As a young man Karajan worked assiduously to reconcile the old Wagner-derived German Romantic school of Beethoven interpretation with the quicker and texturally more transparent style of Beethoven interpretation which was being pioneered by conductors such as Arturo Toscanini and Richard Strauss. It was a daunting task. Speaking of the Bacchanalian Seventh Symphony, Karajan recalled: “When I was a young conductor in Germany, it was usual to conduct the finale much slower than we hear nowadays. I knew this was wrong but I couldn’t escape this tradition because of the difficulty of realising the inner content of the music.”
Part of Karajan’s inheritance when he became artistic director of the Berliner Philharmoniker was the visceral intensity of the orchestra’s playing. This became an important element in the now legendary Beethoven performances which he and the Berliner Philharmoniker gave on record and in concert halls in Europe, Japan and the United States during the 1960s and 1970s. In London in 1961 a critic wrote: “The playing throughout the evening was truly superb, every instrumentalist bowing and blowing and thumping as though for dear life. The violins waved and swayed like cornstalks in the wind. Every note had vitality, yet every note was joined to all the others. There were no tonal lacunae, not a hiatus all night. We could hear things which usually we are obliged to seek out by eyes reading the score.”

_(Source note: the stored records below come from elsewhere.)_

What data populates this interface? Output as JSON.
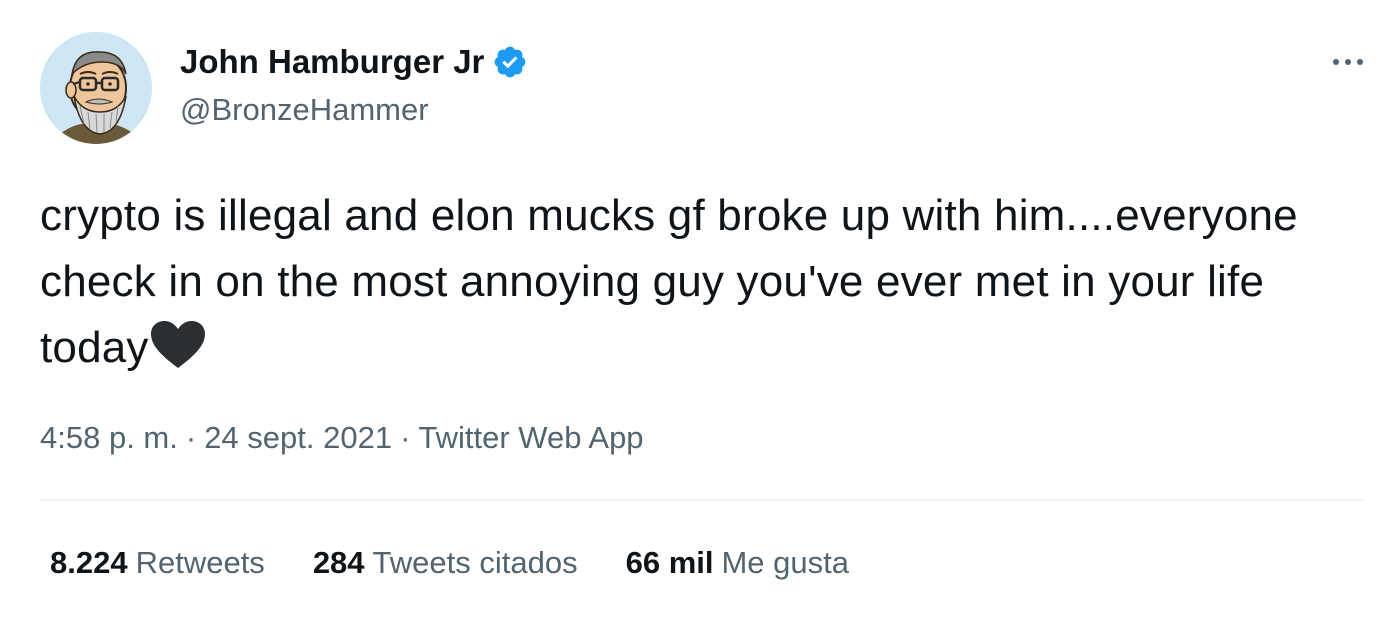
{
  "author": {
    "display_name": "John Hamburger Jr",
    "handle": "@BronzeHammer",
    "verified": true,
    "avatar_icon": "bearded-man-glasses-avatar"
  },
  "menu": {
    "icon": "more-dots-icon"
  },
  "tweet": {
    "text": "crypto is illegal and elon mucks gf broke up with him....everyone check in on the most annoying guy you've ever met in your life today",
    "emoji": "black-heart"
  },
  "meta": {
    "time": "4:58 p. m.",
    "separator": "·",
    "date": "24 sept. 2021",
    "source": "Twitter Web App"
  },
  "stats": {
    "retweets": {
      "count": "8.224",
      "label": "Retweets"
    },
    "quotes": {
      "count": "284",
      "label": "Tweets citados"
    },
    "likes": {
      "count": "66 mil",
      "label": "Me gusta"
    }
  },
  "colors": {
    "text_primary": "#0f1419",
    "text_secondary": "#536471",
    "verified_blue": "#1d9bf0",
    "divider": "#eff3f4"
  }
}
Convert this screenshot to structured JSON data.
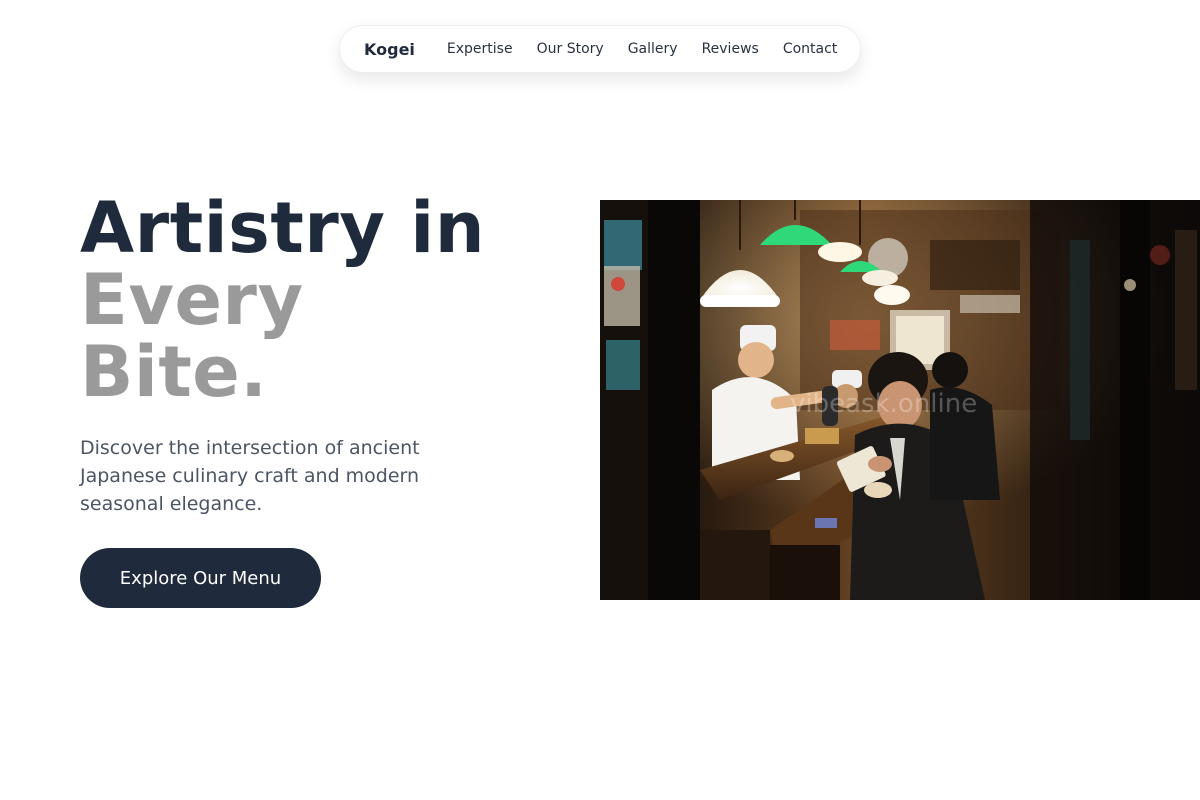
{
  "nav": {
    "brand": "Kogei",
    "links": [
      "Expertise",
      "Our Story",
      "Gallery",
      "Reviews",
      "Contact"
    ]
  },
  "hero": {
    "headline_line1": "Artistry in",
    "headline_line2": "Every",
    "headline_line3": "Bite.",
    "subtitle": "Discover the intersection of ancient Japanese culinary craft and modern seasonal elegance.",
    "cta_label": "Explore Our Menu",
    "image_watermark": "vibeask.online"
  },
  "colors": {
    "primary": "#1f2a3d",
    "muted_heading": "#9a9a9a",
    "body_text": "#4b5563",
    "background": "#ffffff"
  }
}
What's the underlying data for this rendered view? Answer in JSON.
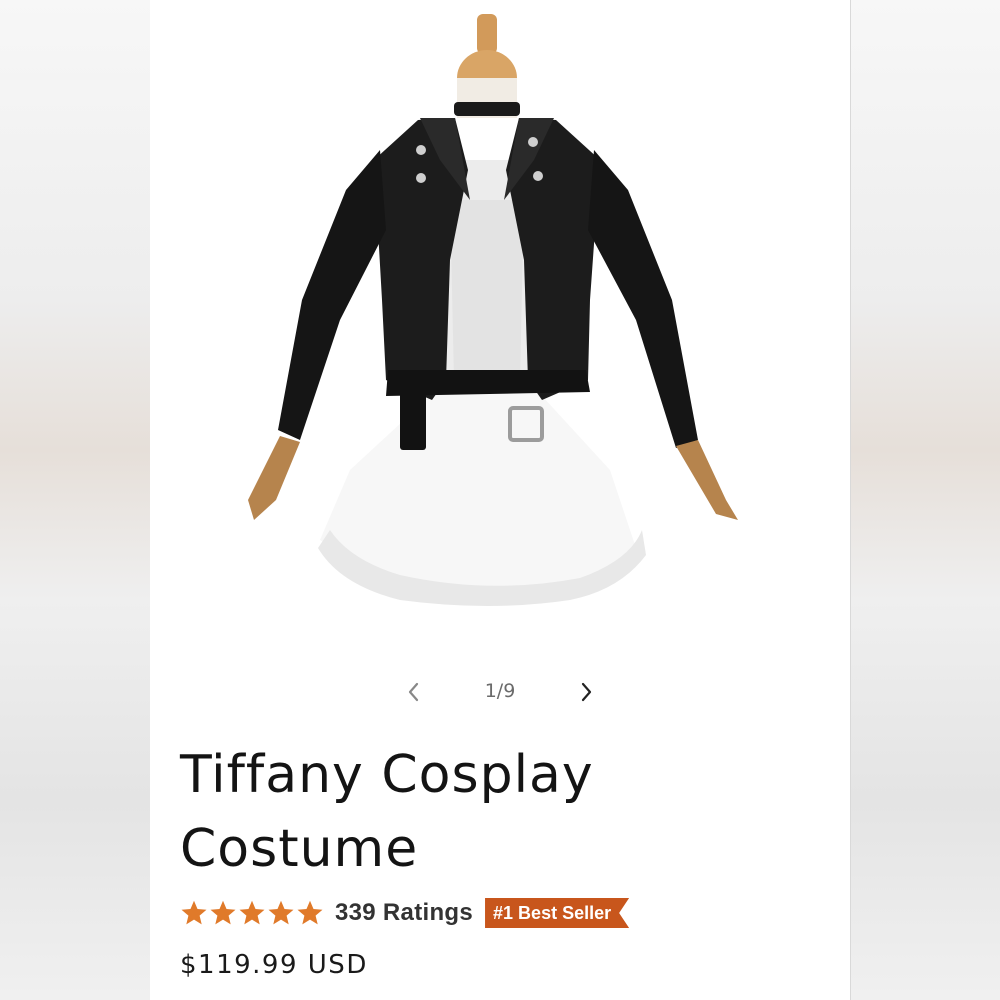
{
  "carousel": {
    "counter": "1/9",
    "prev_icon": "chevron-left-icon",
    "next_icon": "chevron-right-icon"
  },
  "product": {
    "title": "Tiffany Cosplay Costume",
    "rating_stars": 5,
    "rating_count_label": "339 Ratings",
    "badge": "#1 Best Seller",
    "price": "$119.99 USD"
  },
  "colors": {
    "star": "#e07a2a",
    "badge": "#c8561c",
    "text": "#141414"
  }
}
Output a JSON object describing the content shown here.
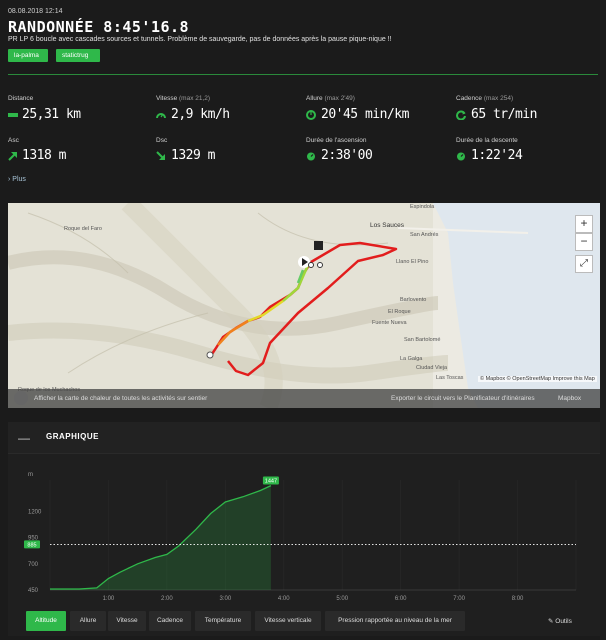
{
  "header": {
    "date": "08.08.2018 12:14",
    "title": "RANDONNÉE 8:45'16.8",
    "description": "PR LP 6 boucle avec cascades sources et tunnels. Problème de sauvegarde, pas de données après la pause pique-nique !!",
    "tags": [
      "la-palma",
      "statictrug"
    ]
  },
  "stats": {
    "distance": {
      "label": "Distance",
      "value": "25,31 km",
      "icon": "ruler-icon"
    },
    "vitesse": {
      "label": "Vitesse",
      "sub": "(max  21,2)",
      "value": "2,9 km/h",
      "icon": "speedometer-icon"
    },
    "allure": {
      "label": "Allure",
      "sub": "(max  2'49)",
      "value": "20'45 min/km",
      "icon": "pace-icon"
    },
    "cadence": {
      "label": "Cadence",
      "sub": "(max  254)",
      "value": "65 tr/min",
      "icon": "cadence-icon"
    },
    "asc": {
      "label": "Asc",
      "value": "1318 m",
      "icon": "arrow-up-right-icon"
    },
    "dsc": {
      "label": "Dsc",
      "value": "1329 m",
      "icon": "arrow-down-right-icon"
    },
    "duree_asc": {
      "label": "Durée de l'ascension",
      "value": "2:38'00",
      "icon": "timer-icon"
    },
    "duree_desc": {
      "label": "Durée de la descente",
      "value": "1:22'24",
      "icon": "timer-icon"
    }
  },
  "plus_link": "Plus",
  "map": {
    "places": [
      "Roque del Faro",
      "Espindola",
      "Los Sauces",
      "San Andrés",
      "Llano El Pino",
      "Barlovento",
      "El Roque",
      "Fuente Nueva",
      "San Bartolomé",
      "La Galga",
      "Las Toscas",
      "Ciudad Vieja",
      "Roque de los Muchachos"
    ],
    "zoom_in": "+",
    "zoom_out": "−",
    "fullscreen": "⤢",
    "attribution": "© Mapbox © OpenStreetMap  Improve this Map",
    "heatmap_text": "Afficher la carte de chaleur de toutes les activités sur sentier",
    "export_text": "Exporter le circuit vers le Planificateur d'itinéraires",
    "mapbox_logo": "Mapbox"
  },
  "graph": {
    "collapse": "—",
    "title": "GRAPHIQUE",
    "y_unit": "m",
    "y_ticks": [
      "1200",
      "950",
      "700",
      "450"
    ],
    "x_ticks": [
      "1:00",
      "2:00",
      "3:00",
      "4:00",
      "5:00",
      "6:00",
      "7:00",
      "8:00"
    ],
    "max_badge": "1447",
    "avg_badge": "885",
    "tools_label": "Outils"
  },
  "tabs": [
    "Altitude",
    "Allure",
    "Vitesse",
    "Cadence",
    "Température",
    "Vitesse verticale",
    "Pression rapportée au niveau de la mer"
  ],
  "chart_data": {
    "type": "area",
    "x_unit": "h:mm",
    "ylabel": "m",
    "ylim": [
      450,
      1500
    ],
    "x": [
      0.0,
      0.3,
      0.5,
      0.8,
      1.0,
      1.2,
      1.5,
      1.8,
      2.0,
      2.2,
      2.5,
      2.75,
      3.0,
      3.3,
      3.6,
      3.78
    ],
    "values": [
      460,
      460,
      460,
      470,
      560,
      620,
      700,
      760,
      790,
      870,
      1030,
      1180,
      1290,
      1340,
      1400,
      1447
    ],
    "max": 1447,
    "average": 885
  },
  "colors": {
    "accent": "#2fb84a",
    "route": "#e21d1d",
    "background": "#1b1b1b"
  }
}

It is that experience which avant-garde film-maker Hugo Niebeling (b. 1930) preserved for all time in these brilliantly conceived 1971 films of the Third and Seventh Symphonies. In both films, the orchestra is placed in three steeply rising triangles, echoing the shape of the ancient Greek theatre, whose rows of seats rose up the slope from a round orchestra – the area where the choir performed in antiquity. As baleful discords blaze out at the climax of the Eroica Symphony’s first movement development, the camera cuts to the bells of the trumpets lit from behind by a fierce blaze of light.